In this review, we highlight the potential value of oxygen sensing as a target for ischemic preconditioning in the brain. We also describe unexpected cross-talk between one novel class of HIF activator (tilorone, an antiviral immunomodulator) and activation of endogenous anti-viral defenses that appear to mediate preconditioning via LPS or poly dI/dC. Understanding whether our bodies engage a host of parallel endogenous adaptive responses to reproduce preconditioning-mediated protection or whether there is a dominant common final pathway is critical to improving outcomes in patients who suffer from debilitating stroke conditions.

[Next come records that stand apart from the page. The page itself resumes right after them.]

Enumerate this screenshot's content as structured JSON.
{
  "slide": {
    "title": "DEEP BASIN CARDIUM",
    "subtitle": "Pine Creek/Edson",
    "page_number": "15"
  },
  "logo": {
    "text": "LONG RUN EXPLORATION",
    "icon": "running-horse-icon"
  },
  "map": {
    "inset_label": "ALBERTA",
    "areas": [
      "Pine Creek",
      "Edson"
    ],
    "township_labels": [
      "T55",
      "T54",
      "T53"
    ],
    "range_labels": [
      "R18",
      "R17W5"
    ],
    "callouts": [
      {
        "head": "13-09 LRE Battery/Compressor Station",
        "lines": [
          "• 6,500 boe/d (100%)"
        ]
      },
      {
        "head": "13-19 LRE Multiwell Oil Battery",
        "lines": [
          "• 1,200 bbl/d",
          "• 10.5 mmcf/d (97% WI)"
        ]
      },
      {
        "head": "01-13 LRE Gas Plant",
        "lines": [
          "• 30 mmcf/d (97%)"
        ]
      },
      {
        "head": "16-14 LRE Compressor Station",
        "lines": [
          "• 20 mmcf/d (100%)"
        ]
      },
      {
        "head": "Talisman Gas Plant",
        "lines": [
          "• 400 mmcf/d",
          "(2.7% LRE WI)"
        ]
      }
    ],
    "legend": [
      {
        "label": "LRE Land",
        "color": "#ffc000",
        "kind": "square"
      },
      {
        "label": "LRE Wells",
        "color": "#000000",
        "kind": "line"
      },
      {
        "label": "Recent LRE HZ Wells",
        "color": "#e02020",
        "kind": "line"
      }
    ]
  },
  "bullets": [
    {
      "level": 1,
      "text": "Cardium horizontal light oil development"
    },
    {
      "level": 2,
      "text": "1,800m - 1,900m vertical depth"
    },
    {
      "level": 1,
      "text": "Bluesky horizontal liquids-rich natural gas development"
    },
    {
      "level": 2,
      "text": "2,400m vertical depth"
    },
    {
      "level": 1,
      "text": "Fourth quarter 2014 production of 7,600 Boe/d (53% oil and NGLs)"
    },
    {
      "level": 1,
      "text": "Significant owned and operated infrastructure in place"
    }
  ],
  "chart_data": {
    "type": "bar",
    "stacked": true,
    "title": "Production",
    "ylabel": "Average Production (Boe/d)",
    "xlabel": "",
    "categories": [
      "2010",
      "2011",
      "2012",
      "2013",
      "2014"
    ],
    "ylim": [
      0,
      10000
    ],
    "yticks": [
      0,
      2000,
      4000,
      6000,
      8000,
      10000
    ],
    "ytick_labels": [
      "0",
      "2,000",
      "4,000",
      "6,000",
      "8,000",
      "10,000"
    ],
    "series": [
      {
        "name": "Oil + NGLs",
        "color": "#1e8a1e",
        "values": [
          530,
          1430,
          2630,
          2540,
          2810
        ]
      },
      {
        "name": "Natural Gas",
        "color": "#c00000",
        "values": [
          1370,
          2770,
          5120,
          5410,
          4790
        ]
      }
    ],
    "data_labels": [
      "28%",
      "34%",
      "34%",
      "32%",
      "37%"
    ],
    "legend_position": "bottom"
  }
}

Our data build on the exciting studies of Hallenbeck and Stenzel-Poore to support the notion that interferon transcription, particularly Interferon-a,may be a common final target of many types of preconditioning stimuli.

Conflict of Interest

The authors declare no conflicts of interest.

Acknowledgements

We acknowledge the support of the Sperling Center for Hemorrhagic Stroke Recovery at Burke Medical Research Institute; the Burke Foundation; Dr. Miriam and Sheldon G Adelson Medical Research Foundation grant to RRR; the National Institutes of Health (Grant P01 NIA AG014930, Project 1 to RRR).